From warming ocean temperatures to arctic sea ice loss, the picture illustrates warming at an ever-increasing rate.
In the coming years, ice caps will continue to melt, sea levels will continue to rise and storms will continue to strengthen.
Since 1895, Indiana’s average temperature has risen 1.5 degrees Fahrenheit, with the most dramatic change between the 1960s and 2016.
In the next 30 years, temperatures are expected to warm even more.
With endless droughts, deadly wildfires and hurricanes ravaging coast lines to our east, humans will see more extreme weather obstacles also.
But how can we make a difference? How can we reverse the damage already done, and change the course of our changing climate?
Jeff Dukes, director of the Purdue Climate Change Research Center, compiles impacts assessments responsible for mapping out our future.
“Climate change is making these events more likely and worse when they happen, and it’s hard to say ‘oh this event definitely happened because of climate change,’” Duke explained. “But what you can say is ‘that event was much more likely to happen because of climate change.’”
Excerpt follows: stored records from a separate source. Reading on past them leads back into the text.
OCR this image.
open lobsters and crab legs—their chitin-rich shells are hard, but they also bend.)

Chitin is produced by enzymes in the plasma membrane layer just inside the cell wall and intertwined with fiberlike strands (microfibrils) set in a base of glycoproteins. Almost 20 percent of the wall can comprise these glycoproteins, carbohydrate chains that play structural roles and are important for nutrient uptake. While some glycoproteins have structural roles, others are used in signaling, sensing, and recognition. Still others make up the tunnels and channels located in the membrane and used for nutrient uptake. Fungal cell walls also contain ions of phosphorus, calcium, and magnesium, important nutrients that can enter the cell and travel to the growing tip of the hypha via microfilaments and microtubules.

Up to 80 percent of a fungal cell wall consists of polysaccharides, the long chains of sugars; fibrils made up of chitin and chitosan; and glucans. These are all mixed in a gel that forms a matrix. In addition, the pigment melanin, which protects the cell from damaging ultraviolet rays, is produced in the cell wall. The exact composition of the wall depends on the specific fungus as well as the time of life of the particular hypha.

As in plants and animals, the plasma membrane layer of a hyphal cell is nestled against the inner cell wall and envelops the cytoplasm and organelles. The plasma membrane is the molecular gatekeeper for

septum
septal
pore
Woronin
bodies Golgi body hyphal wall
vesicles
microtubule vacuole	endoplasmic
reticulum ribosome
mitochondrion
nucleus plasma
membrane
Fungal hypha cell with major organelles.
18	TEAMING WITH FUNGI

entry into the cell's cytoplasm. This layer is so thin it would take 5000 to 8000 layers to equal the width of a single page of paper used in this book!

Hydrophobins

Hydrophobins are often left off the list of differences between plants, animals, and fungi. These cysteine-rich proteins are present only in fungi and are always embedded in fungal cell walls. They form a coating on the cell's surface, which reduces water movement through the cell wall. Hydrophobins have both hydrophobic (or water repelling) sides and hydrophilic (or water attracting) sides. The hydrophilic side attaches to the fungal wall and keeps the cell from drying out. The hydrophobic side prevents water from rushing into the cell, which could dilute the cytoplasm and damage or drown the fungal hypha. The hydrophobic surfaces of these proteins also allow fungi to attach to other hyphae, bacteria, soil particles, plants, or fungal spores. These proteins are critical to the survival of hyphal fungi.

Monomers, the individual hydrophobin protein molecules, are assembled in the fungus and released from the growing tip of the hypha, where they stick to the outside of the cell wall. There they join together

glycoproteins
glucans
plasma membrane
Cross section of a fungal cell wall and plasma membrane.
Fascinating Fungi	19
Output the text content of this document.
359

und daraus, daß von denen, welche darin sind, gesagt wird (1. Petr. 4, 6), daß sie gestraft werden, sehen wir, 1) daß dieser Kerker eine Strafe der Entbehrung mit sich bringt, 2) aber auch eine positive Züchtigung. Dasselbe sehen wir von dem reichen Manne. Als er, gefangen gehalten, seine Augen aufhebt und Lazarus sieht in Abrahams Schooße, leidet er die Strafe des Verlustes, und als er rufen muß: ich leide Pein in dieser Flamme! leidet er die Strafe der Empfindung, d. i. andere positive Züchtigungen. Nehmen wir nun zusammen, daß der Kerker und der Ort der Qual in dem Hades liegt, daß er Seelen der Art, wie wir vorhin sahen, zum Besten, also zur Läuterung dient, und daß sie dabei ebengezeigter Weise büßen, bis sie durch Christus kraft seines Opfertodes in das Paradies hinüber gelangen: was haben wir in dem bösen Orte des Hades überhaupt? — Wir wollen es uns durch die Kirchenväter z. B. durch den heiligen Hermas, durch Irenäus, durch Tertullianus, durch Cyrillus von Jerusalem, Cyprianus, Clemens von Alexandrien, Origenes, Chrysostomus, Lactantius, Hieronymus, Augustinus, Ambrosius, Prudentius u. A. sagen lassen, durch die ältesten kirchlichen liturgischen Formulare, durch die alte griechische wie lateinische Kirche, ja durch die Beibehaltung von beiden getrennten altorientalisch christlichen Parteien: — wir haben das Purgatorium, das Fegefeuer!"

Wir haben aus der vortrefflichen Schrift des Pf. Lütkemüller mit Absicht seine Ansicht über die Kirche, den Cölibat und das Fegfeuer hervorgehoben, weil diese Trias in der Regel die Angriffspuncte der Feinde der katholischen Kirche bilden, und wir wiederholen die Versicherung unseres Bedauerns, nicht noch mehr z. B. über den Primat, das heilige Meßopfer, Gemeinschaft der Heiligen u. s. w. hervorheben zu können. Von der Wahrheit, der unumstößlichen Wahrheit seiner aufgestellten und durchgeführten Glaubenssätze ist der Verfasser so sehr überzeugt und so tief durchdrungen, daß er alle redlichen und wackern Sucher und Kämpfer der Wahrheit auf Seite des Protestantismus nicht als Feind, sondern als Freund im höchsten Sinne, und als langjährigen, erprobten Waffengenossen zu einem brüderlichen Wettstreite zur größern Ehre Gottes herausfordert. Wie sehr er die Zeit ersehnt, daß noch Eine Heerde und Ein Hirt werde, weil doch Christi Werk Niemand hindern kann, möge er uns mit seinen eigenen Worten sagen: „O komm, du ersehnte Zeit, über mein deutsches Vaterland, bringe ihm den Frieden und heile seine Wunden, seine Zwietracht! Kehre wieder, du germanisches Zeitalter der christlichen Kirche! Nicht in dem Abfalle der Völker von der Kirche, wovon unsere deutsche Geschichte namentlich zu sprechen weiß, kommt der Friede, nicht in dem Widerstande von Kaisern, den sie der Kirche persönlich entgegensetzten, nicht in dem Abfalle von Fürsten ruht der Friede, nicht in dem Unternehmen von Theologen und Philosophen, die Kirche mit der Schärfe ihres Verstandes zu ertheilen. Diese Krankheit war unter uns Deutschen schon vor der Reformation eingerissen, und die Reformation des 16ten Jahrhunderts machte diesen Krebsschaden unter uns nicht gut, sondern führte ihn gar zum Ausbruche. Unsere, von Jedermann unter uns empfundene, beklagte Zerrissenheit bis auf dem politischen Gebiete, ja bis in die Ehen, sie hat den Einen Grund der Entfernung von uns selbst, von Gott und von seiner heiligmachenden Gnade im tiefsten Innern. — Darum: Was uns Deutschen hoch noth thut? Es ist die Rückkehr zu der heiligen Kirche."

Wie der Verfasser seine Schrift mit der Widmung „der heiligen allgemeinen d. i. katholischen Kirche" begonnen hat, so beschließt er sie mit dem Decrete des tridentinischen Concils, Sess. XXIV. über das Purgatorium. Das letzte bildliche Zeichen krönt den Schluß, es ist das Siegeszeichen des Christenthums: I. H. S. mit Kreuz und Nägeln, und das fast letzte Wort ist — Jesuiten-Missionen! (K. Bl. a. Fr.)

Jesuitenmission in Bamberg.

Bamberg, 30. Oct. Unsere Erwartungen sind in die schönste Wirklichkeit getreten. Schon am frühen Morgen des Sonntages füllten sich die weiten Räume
“Every once in a while we’ll still get a cold record broken, and we’ll still have cold days, and we’ll still get polar vortexes coming down where we get arctic air,” he added. “But the reality is that arctic air is a lot warmer than it used to be. It’s just a lot colder than what we’re used to here.”
Is there a reason for hope going forward?
Dukes is cautiously optimistic.
“There’s a range of possible futures,” he said. “It’s not like we’re definitely going down the worst case scenario track. Where we end up depends on what we do to avoid this. What’s really important about that is thinking about how we address this as a society.”
“(It’s) not just what we do in our own lives, but what we do as a society in a big way. In my opinion, that’s the most important thing,” Dukes said. “Because if we don’t think about it really broadly, we’re going to have trouble addressing it at the large scale it needs to be addressed at.”
That’s the key going forward: Broad, systemic change to the way we live our lives, if we want to avoid the worst possible climate outcomes.
If we, as humans, want to protect the food we eat and grow, and prevent unnecessary health impacts, we must lower our carbon emissions, and take other actions to slow down and even stop the pace our climate is warming.
What we can do today, can create a better future tomorrow.
Because it affects our daily lives, our climate matters.